Comments on pkgsrc and DragonFly

Francois Tigeot ftigeot at wolfpond.org
Sat Jan 8 01:13:20 PST 2011


Hi,

On Fri, Jan 07, 2011 at 11:39:54PM -0500, Stephane Russell wrote:
> Hi, thanks for your reply, which I read carefully.

You're welcome.

> Logically, I think that if a system is not defining "BSD", than it's
> simply not a BSD, it's a BSD fork at most.

BSD has been dead since the nineties. Nothing to see here, move along.

> Yes, not that a problem, but some common tag would useful here too, when
> possible. Also, like you say, Darwin is considered a BSD, but this
> doesn't say much.
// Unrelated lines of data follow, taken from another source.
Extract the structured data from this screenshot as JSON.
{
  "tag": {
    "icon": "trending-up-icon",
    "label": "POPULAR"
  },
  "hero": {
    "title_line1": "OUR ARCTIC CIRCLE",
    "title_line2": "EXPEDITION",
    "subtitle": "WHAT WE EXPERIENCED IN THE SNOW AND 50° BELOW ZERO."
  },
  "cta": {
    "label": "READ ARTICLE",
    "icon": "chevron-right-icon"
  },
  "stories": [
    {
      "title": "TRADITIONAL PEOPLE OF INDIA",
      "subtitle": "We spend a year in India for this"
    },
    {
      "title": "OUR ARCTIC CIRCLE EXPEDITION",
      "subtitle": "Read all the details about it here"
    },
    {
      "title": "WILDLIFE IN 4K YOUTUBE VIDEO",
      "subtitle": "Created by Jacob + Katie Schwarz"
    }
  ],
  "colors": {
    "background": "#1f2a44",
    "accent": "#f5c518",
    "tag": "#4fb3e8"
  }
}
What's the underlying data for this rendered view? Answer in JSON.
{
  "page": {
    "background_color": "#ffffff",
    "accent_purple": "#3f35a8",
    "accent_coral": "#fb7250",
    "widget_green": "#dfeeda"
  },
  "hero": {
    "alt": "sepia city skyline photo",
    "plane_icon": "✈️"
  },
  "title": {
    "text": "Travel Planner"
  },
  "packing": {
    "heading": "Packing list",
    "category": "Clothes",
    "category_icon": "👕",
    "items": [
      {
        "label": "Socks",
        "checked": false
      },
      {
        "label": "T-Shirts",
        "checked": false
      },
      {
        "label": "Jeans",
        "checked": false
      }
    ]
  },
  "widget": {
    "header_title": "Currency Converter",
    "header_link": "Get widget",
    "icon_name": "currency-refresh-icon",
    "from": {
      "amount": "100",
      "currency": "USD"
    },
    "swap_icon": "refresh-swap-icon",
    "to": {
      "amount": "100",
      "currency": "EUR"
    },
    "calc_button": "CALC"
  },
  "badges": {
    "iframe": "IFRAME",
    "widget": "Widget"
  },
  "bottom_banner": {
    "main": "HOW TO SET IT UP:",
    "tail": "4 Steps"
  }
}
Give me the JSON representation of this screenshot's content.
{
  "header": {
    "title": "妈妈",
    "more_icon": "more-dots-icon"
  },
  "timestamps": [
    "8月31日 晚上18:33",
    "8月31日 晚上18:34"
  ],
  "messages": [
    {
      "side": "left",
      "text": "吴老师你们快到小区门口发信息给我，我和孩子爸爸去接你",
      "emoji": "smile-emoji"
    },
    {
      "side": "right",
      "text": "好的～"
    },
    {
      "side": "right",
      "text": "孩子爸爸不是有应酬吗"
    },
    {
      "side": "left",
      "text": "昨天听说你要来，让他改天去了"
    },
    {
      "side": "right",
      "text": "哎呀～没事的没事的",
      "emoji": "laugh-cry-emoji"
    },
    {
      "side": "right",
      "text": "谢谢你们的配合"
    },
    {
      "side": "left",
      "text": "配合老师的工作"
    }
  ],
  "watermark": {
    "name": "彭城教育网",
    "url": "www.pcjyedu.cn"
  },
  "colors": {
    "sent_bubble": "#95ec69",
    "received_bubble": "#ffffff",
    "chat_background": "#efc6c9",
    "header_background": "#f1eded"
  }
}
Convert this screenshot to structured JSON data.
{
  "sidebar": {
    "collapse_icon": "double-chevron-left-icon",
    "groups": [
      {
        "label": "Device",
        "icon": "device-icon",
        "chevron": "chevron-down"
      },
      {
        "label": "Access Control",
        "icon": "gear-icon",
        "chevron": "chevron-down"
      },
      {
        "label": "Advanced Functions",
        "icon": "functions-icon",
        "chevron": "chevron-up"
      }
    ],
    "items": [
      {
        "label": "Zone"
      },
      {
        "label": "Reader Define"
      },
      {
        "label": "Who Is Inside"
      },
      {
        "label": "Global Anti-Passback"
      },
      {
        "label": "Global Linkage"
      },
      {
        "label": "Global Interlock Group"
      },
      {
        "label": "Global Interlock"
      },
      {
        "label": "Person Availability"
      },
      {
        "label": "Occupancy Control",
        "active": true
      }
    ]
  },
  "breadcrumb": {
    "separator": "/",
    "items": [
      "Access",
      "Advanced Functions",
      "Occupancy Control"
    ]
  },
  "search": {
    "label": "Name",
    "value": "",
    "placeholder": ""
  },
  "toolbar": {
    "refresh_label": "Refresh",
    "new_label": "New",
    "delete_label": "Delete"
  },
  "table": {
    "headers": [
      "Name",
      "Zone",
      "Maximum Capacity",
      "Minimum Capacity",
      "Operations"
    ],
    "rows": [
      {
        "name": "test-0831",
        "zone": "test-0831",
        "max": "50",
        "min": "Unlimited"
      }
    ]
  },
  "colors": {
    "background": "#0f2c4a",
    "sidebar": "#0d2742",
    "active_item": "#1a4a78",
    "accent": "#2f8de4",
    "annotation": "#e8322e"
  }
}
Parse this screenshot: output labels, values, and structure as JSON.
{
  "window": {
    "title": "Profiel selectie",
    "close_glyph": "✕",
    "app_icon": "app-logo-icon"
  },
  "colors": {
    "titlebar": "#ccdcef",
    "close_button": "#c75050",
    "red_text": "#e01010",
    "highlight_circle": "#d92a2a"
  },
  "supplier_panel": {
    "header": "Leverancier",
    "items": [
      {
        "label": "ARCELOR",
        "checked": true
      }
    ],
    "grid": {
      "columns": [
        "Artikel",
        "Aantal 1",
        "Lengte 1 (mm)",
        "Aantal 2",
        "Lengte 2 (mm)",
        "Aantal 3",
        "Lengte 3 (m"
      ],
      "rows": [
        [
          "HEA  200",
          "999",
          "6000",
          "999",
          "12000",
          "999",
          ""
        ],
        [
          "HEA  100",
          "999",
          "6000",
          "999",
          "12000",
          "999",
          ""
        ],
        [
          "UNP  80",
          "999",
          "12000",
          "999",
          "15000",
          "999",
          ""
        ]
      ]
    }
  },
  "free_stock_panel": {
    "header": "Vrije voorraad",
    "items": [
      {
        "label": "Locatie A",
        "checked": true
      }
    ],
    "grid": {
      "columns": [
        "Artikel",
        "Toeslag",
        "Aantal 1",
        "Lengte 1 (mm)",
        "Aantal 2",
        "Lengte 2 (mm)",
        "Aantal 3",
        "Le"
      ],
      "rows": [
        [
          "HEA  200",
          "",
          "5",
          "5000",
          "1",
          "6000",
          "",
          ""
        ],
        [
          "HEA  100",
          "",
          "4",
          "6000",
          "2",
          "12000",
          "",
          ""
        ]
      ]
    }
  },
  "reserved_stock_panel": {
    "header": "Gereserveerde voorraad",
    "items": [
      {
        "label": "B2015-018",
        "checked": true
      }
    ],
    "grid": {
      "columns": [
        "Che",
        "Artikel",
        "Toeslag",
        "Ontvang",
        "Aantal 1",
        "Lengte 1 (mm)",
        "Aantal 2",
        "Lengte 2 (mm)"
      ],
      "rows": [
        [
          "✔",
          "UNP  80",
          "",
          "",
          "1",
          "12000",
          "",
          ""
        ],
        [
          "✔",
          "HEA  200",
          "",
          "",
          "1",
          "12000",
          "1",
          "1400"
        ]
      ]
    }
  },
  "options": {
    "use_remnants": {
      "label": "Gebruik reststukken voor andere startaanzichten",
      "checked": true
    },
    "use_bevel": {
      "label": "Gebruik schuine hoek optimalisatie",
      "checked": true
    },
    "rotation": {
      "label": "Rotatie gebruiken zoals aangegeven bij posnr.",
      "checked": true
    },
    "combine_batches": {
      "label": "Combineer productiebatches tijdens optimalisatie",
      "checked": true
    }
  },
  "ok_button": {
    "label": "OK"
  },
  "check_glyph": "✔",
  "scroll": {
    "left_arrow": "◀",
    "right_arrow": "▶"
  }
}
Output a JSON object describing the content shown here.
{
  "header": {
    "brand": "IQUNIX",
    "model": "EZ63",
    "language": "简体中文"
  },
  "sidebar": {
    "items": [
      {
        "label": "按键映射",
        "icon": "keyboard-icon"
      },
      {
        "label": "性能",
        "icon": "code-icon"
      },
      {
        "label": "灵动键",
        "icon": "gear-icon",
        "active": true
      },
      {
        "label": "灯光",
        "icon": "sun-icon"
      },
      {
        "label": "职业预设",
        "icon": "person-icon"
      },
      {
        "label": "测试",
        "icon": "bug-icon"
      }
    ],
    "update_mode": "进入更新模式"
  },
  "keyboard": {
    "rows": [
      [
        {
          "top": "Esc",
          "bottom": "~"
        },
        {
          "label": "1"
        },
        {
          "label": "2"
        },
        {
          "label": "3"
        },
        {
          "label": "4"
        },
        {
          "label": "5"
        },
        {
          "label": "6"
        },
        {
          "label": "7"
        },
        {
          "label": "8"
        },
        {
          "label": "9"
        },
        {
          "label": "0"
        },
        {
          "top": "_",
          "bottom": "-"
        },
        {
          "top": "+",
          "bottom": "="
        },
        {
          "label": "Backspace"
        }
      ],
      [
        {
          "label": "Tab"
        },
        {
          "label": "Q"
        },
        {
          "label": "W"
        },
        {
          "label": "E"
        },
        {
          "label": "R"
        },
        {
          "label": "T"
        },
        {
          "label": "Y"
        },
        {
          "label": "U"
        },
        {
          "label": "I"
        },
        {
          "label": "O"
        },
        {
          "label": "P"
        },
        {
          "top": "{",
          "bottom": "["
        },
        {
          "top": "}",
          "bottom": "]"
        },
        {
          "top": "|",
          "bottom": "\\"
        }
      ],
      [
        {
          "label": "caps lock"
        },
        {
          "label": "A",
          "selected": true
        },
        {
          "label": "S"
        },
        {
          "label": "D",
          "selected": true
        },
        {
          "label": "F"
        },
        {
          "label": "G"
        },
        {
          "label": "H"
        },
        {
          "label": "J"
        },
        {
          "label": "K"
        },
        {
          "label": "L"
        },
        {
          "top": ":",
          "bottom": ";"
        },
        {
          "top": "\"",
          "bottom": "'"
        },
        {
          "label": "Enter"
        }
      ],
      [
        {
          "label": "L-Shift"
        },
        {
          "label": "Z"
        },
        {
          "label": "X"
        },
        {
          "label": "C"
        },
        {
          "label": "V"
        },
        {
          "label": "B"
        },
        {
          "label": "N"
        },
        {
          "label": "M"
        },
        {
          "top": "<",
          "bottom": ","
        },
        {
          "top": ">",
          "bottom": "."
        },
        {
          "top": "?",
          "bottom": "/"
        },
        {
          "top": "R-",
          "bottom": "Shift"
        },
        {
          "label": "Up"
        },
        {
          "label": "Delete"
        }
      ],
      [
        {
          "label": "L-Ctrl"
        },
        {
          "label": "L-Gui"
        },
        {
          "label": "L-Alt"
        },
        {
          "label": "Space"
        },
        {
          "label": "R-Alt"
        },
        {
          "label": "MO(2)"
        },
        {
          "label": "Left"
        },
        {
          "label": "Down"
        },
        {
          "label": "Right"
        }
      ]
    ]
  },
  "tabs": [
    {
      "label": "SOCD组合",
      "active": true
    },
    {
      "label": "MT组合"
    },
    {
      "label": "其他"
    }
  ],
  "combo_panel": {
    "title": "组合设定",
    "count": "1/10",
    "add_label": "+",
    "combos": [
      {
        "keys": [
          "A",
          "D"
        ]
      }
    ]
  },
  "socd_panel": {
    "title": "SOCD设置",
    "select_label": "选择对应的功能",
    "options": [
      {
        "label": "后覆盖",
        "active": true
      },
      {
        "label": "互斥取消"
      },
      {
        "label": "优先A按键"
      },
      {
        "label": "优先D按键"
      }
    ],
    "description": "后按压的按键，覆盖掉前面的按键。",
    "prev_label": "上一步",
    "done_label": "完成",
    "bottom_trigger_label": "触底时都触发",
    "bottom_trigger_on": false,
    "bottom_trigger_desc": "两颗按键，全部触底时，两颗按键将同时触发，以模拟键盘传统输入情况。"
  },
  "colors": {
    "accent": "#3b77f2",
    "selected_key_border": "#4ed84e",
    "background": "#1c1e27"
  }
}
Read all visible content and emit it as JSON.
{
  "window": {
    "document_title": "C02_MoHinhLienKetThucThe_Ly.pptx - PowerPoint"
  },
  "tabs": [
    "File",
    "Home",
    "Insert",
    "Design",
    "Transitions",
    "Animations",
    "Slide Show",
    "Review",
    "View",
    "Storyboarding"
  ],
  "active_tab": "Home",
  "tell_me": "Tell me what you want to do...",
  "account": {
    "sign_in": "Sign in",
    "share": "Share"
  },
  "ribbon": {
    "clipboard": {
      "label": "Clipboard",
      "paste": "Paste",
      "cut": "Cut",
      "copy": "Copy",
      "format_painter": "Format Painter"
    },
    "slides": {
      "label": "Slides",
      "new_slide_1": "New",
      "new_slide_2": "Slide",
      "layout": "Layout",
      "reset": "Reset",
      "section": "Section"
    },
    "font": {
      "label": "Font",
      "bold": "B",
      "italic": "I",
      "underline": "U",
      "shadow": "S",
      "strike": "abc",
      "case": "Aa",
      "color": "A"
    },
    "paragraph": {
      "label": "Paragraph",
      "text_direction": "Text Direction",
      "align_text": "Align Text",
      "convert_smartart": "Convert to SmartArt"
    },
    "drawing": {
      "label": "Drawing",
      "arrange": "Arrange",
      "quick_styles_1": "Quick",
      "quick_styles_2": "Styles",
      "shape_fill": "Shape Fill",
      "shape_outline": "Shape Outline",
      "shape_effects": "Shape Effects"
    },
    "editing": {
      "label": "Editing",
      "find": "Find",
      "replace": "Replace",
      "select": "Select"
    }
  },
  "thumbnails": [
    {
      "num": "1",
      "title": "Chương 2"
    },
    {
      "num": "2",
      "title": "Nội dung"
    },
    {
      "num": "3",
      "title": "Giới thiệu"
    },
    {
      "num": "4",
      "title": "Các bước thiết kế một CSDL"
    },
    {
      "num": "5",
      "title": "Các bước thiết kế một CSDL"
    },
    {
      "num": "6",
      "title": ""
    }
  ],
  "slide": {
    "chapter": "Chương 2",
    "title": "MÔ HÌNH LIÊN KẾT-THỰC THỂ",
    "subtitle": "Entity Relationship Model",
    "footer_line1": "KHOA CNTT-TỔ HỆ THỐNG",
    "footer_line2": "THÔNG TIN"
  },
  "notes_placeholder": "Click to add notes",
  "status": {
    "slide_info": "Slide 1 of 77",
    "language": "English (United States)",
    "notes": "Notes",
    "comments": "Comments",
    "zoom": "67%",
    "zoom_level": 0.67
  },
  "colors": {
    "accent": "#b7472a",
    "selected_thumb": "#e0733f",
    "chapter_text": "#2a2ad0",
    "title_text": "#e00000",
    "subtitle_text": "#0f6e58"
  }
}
It tells that BSD like code "might" compile.

There is no "BSD like" code; it varies on a case-by-case basis.
Part of the problem with porting is software checking for platform
names whereas it should be looking for features.

> NetBSD's
> pkgsrc, FreeBSD's popularity and Linux's widespread innovations, might
> be the only things keeping some similarities between the BSD forks.

Code/feature sharing is happening.
I feel there is more similarity between recent *BSD and Linux systems
than between old proprietary Unices from the 80s.

> So at most, BSD forks can only be used seriously as strong servers. That's
> how I'm using dfly.

FUD. All my desktop systems have been running on FreeBSD or DragonFly for
more than 10 years.
Sometimes the lack of a good Microsoft Word alternative is a bit painful,
but with LibreOffice now unleashed, there's a good chance this matter
will be resolved relatively quickly.